Our antifungal prophylaxis strategy changed after June 2015 to the liposomal formulation of amphotericin B. Particularly, antifungal prophylaxis alone is not fully effective without using air filtration system through high-efficiency particulate air filtration (HEPA) filters[51]; however, due to limited financial resources for providing HEPA filters, on-going hospital construction, potential risk of azole-resistant fungi, limited available new-azoles (posaconazole, isavuconazole, and ravuconazole) and echinocandins (micafungin and anidulafungin), and also increased number of invasive mucormycosis[52], AFS team decide to use liposomal amphotericin B for antifungal prophylaxis. It should be reemphasized that amphotericin is routinely not recommended as systemic antifungal prophylaxis[53]; however, it should be noticed that liposomal amphotericin is not included in studies comparing amphotericin versus fluconazole[53] and, so, a liposomal formulation of amphotericin B may be used in high-risk pediatric patients recommended by guidelines[47,50]. Besides, azole prophylaxis has a critical role in developing either unsusceptible strains or selecting intrinsic azole-resistant yeasts, such as C. krusei[7,10,54,55].

In addition to the strategy mentioned above, we found that fluconazole had overused for treatment of the fungal mucositis (as one of the most common infectious complications during or after chemotherapy) which successfully replaced with nystatin and amphotericin-B mouth wash in non-severe cases (WHO grade I and II) who tolerate gargling. Prevention of unnecessarily prolonged catheterization and implementing bundled strategies for preventing central line-associated bloodstream infections (CLABSI) are other examples for preventing IC in our center.

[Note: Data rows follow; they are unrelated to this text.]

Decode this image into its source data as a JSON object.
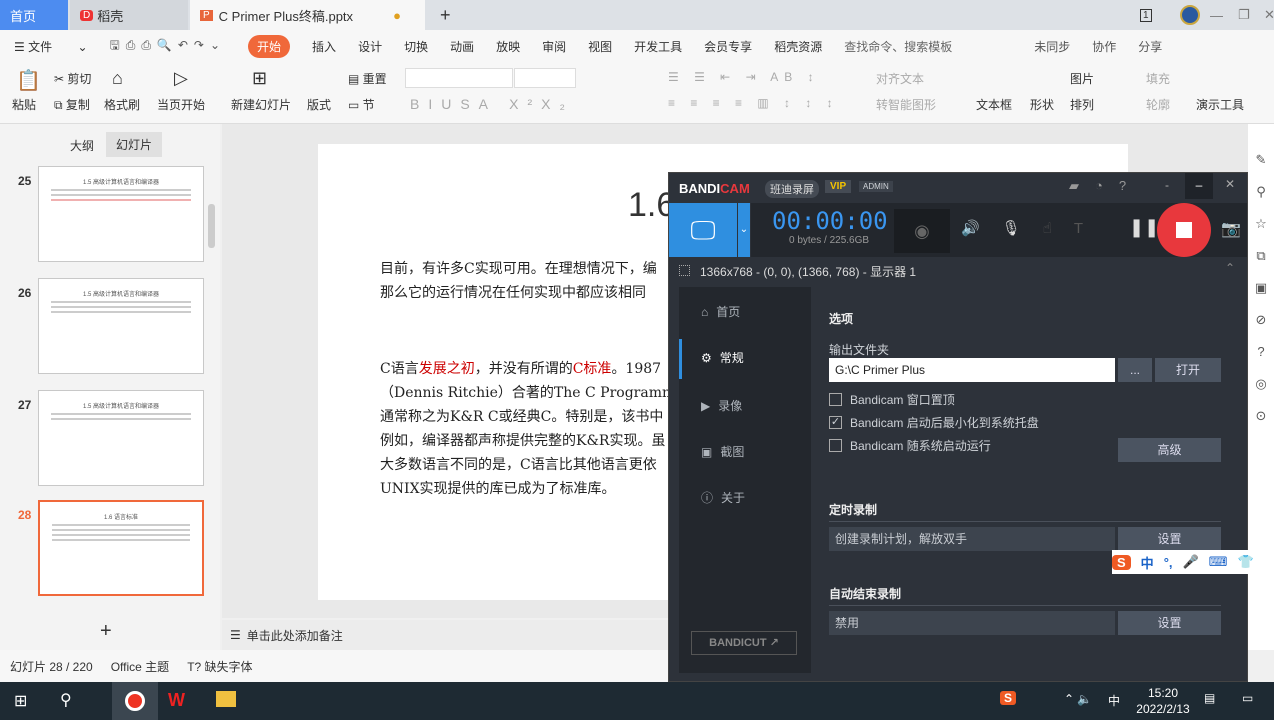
{
  "tabs": {
    "home": "首页",
    "daoke": "稻壳",
    "doc": "C Primer  Plus终稿.pptx",
    "new_tab": "+"
  },
  "window": {
    "badge": "1"
  },
  "menu": {
    "file": "文件",
    "items": [
      "开始",
      "插入",
      "设计",
      "切换",
      "动画",
      "放映",
      "审阅",
      "视图",
      "开发工具",
      "会员专享",
      "稻壳资源"
    ],
    "search": "查找命令、搜索模板",
    "sync": "未同步",
    "collab": "协作",
    "share": "分享"
  },
  "ribbon": {
    "paste": "粘贴",
    "cut": "剪切",
    "copy": "复制",
    "format_painter": "格式刷",
    "play_from_current": "当页开始",
    "new_slide": "新建幻灯片",
    "layout": "版式",
    "reset": "重置",
    "section": "节",
    "align_text": "对齐文本",
    "smart_art": "转智能图形",
    "textbox": "文本框",
    "shape": "形状",
    "picture": "图片",
    "fill": "填充",
    "arrange": "排列",
    "outline": "轮廓",
    "present_tools": "演示工具"
  },
  "left_panel": {
    "tab_outline": "大纲",
    "tab_slides": "幻灯片",
    "slides": [
      {
        "num": "25",
        "title": "1.5 高级计算机语言和编译器"
      },
      {
        "num": "26",
        "title": "1.5 高级计算机语言和编译器"
      },
      {
        "num": "27",
        "title": "1.5 高级计算机语言和编译器"
      },
      {
        "num": "28",
        "title": "1.6 语言标准"
      }
    ],
    "add": "+"
  },
  "slide": {
    "title": "1.6",
    "p1": [
      "目前，有许多C实现可用。在理想情况下，编",
      "那么它的运行情况在任何实现中都应该相同"
    ],
    "p2_a": "C语言",
    "p2_red1": "发展之初",
    "p2_b": "，并没有所谓的",
    "p2_red2": "C标准",
    "p2_c": "。1987",
    "p2": [
      "（Dennis Ritchie）合著的The C Programm",
      "通常称之为K&R C或经典C。特别是，该书中",
      "例如，编译器都声称提供完整的K&R实现。虽",
      "大多数语言不同的是，C语言比其他语言更依",
      "UNIX实现提供的库已成为了标准库。"
    ]
  },
  "notes": {
    "placeholder": "单击此处添加备注"
  },
  "status": {
    "slide": "幻灯片 28 / 220",
    "theme": "Office 主题",
    "missing_font": "缺失字体"
  },
  "bandicam": {
    "logo_a": "BANDI",
    "logo_b": "CAM",
    "cn_name": "班迪录屏",
    "vip": "VIP",
    "admin": "ADMIN",
    "timer": "00:00:00",
    "size": "0 bytes / 225.6GB",
    "region": "1366x768 - (0, 0), (1366, 768) - 显示器 1",
    "nav": [
      "首页",
      "常规",
      "录像",
      "截图",
      "关于"
    ],
    "options_title": "选项",
    "output_label": "输出文件夹",
    "output_value": "G:\\C Primer Plus",
    "browse": "...",
    "open": "打开",
    "checks": [
      {
        "label": "Bandicam 窗口置顶",
        "checked": false
      },
      {
        "label": "Bandicam 启动后最小化到系统托盘",
        "checked": true
      },
      {
        "label": "Bandicam 随系统启动运行",
        "checked": false
      }
    ],
    "advanced": "高级",
    "timer_title": "定时录制",
    "timer_value": "创建录制计划，解放双手",
    "settings": "设置",
    "auto_stop_title": "自动结束录制",
    "auto_stop_value": "禁用",
    "bandicut": "BANDICUT ↗",
    "colors": {
      "accent": "#2f8fe0",
      "record": "#e8383d"
    }
  },
  "ime": {
    "lang": "中",
    "punct": "°,"
  },
  "taskbar": {
    "time": "15:20",
    "date": "2022/2/13",
    "lang": "中"
  }
}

There are lots of data concerning the positive effect of stewardship programs on bacterial resistance[56-59]; however, antifungal resistance is more challenging to measure due to its multi-factorial development. Even in colonized patients, susceptibility patterns might change over time, especially in immunocompromised hosts[9]. Although the AFS program has known short-term effects (e.g., reduction in antifungal consumption, costs, and outcomes) on the management of IFDs and patient safety[13,43,60,61], its long-term effects have been described on resistance patterns[62]. Based on stewardship program metrics, change in resistance patterns and pathogen-specific resistance is the most challenging target[56]. There are scarce reports on the improvement of antifungal susceptibility of Candida species overtimes after the implementation of the AFS program to the best of our knowledge. Hence, the results of our study highlight the importance of strict adherence to the stewardship programs amongst cancer patients.

The small number of samples limited this study. Additionally, further studies using next-generation sequencing are needed to detect AFS program effects on antifungal resistance genes in Candida species.

In conclusion, C. albicans are the most prevalent colonizer among pediatric patients with malignancy, and azoles remain the most effective choice when used wisely. Improving Candida species antifungal susceptibility after the implementation of AFS is promising. Knowledge of etiologic agents and the regular identification of antifungal susceptibility patterns are necessary for oncology settings.